Sänftengleich über den Rodeo Drive
Der Fahreindruck in einem Wort: sänftengleich. Sowohl auf den ziemlich baufälligen Highways der amerikanischen Westküste, wie auch den innerstädtischen Schlechtwegestrecken von L.A. und natürlich erst recht auf Beverly Hills erster Einkaufstraße, dem topfebenem Rodeo Drive. Dank längerem Radstand scheint der Longliner noch eine Spur ruhiger zu laufen als sein kürzerer Bruder. Luftfederbeine übernehmen längst das, was erfahrenste Sänftenträger nicht besser leisten könnten. Gegenüber einer L-Limousine punktet der lange Range zudem mit Ausblick. Der dank Panorama-Glasdach auch himmelwärts möglich ist. Doch Obacht: Wer in dieser Position zu lange weilt, den wiegt das fahrende Clubzimmer gekonnt in den Schlaf. Übrigens debütierte ein Range Rover mit langem Radstand bereits im Jahre 1992 auf dem Pariser Autosalon. Damals noch etwas opulent als Range Rover Vogue LSEi bezeichnet. Das Längenwachstum war bereits das gleiche wie heute: 20 Zentimeter gegenüber dem kurzen Seirenmodell.

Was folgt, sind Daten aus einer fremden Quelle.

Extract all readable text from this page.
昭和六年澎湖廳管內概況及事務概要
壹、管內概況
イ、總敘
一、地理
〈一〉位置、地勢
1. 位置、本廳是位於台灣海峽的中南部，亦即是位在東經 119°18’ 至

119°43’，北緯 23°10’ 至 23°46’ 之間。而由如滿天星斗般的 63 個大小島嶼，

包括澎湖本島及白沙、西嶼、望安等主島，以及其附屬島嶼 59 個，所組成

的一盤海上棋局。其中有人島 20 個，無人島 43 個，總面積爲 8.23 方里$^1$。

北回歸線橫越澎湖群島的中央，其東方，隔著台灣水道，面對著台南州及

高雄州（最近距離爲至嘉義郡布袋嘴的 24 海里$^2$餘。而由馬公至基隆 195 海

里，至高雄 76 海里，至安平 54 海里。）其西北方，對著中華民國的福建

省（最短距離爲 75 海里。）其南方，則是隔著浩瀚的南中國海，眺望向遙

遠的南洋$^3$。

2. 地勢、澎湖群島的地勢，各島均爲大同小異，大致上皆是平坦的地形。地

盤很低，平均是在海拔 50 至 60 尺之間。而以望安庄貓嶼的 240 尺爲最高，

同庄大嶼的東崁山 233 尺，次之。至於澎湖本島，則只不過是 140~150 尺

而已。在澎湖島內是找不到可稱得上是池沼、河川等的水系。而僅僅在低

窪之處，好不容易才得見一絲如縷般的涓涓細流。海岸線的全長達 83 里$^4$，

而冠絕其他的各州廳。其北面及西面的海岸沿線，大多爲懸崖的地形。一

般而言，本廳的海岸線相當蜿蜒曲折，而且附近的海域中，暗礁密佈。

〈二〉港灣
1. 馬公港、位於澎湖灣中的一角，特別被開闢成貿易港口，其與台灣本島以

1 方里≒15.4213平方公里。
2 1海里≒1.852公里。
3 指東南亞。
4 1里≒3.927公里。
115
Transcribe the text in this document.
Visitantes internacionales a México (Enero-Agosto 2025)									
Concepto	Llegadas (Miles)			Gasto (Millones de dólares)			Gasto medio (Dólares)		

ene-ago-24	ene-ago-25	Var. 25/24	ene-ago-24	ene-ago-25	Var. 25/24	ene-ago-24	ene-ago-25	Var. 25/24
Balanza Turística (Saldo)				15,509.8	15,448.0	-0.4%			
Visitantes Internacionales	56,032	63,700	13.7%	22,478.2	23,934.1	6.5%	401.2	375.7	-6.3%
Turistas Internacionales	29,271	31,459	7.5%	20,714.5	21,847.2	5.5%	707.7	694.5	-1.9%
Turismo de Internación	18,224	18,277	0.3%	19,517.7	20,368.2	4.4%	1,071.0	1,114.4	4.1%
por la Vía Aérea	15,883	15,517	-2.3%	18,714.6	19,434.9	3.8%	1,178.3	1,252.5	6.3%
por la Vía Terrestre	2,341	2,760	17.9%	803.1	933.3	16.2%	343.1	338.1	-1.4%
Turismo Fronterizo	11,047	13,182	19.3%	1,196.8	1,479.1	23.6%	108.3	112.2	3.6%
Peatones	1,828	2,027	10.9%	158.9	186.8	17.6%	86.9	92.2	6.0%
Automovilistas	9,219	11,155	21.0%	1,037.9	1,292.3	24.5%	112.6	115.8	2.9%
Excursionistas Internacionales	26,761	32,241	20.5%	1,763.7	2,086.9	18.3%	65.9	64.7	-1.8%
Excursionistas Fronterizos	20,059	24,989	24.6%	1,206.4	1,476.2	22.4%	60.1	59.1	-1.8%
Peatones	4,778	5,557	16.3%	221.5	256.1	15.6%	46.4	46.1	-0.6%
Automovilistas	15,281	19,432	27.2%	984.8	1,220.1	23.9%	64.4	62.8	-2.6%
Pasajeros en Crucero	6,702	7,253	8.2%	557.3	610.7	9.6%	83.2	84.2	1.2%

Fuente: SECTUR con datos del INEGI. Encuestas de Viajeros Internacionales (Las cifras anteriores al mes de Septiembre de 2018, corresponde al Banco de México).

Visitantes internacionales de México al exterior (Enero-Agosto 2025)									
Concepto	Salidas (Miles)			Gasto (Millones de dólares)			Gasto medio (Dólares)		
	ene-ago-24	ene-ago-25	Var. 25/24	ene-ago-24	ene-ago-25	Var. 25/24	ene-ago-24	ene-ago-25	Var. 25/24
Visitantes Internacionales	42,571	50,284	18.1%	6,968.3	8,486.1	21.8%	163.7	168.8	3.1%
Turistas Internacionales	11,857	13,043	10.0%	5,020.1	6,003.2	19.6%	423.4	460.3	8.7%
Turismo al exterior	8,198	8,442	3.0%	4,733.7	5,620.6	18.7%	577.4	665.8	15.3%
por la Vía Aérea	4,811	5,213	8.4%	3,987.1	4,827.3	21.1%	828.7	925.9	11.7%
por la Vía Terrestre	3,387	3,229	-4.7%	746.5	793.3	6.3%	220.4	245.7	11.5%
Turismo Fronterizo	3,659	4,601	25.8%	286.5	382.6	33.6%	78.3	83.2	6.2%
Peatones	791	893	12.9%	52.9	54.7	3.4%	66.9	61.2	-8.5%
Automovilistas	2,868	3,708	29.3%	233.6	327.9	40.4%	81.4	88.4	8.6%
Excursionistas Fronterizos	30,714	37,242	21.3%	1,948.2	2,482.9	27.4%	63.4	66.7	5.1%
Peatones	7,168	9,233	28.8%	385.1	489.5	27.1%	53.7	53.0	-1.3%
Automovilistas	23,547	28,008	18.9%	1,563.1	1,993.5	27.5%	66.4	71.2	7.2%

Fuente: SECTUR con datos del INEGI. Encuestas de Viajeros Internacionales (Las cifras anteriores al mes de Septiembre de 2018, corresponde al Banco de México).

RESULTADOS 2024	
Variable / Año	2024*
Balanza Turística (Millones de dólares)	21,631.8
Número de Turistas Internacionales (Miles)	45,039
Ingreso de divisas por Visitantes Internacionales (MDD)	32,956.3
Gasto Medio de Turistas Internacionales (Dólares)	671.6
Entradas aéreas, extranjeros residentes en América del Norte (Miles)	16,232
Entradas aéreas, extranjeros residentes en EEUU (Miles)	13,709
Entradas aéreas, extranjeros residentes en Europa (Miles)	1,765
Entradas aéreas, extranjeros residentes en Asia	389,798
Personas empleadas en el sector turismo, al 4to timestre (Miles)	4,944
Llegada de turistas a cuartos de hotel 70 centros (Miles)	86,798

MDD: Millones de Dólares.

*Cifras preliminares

Destination: Bentley und Rolls-Royce
Aufwachen zur abschließenden "Geschmackskontrolle" von außen nebst notwendigen Kostencheck. Trotz Karosserie-Gesamtlänge von 5,20 Meter leiden die Proportionen des Fahrzeugs nicht. Man muss tatsächlich zweimal hinsehen, um das diskrete Längenwachstum von außen zu identifizieren. Ein willkommenes Understatement, denn die Preise des Luxusliners starten bei strammen 130.000 Euro. Dafür gibt es den 339 PS starken SDV8-Turbodiesel. Bestellbar ab sofort, Auslieferung ab Frühjahr 2014. Komplettiert wird die Palette mit dem 5,0-Liter-V8 Supercharged Kompressor-Motor mit 510 PS, der ab zirka 137.000 Euro zu haben ist. Und dem Range Rover 3.0 L SDV6 Hybrid, der mindestens 135.000 Euro kostet und über eine Kombination aus V6-Turbodiesel und Elektromotor mit einer Systemleistung von 340 PS verfügt. Wer sich jedoch in individuellen Autobiography-Spezifikationen verliert, sollte den Begriff "Einstiegspreis" wörtlich nehmen. Das gilt vor allen Dingen für das besonders exquisite "Autobiography-Black" Modell, das mit Preisen um 170.000 Euro aus der Tiefe des Raumes kommend endlich zum britischen Automobil-Hochadel derer von Bentley und Rolls-Royce aufzuschließen gedenkt. Was das knappe Wortkürzel "LWB" doch für Ambitionen weckt.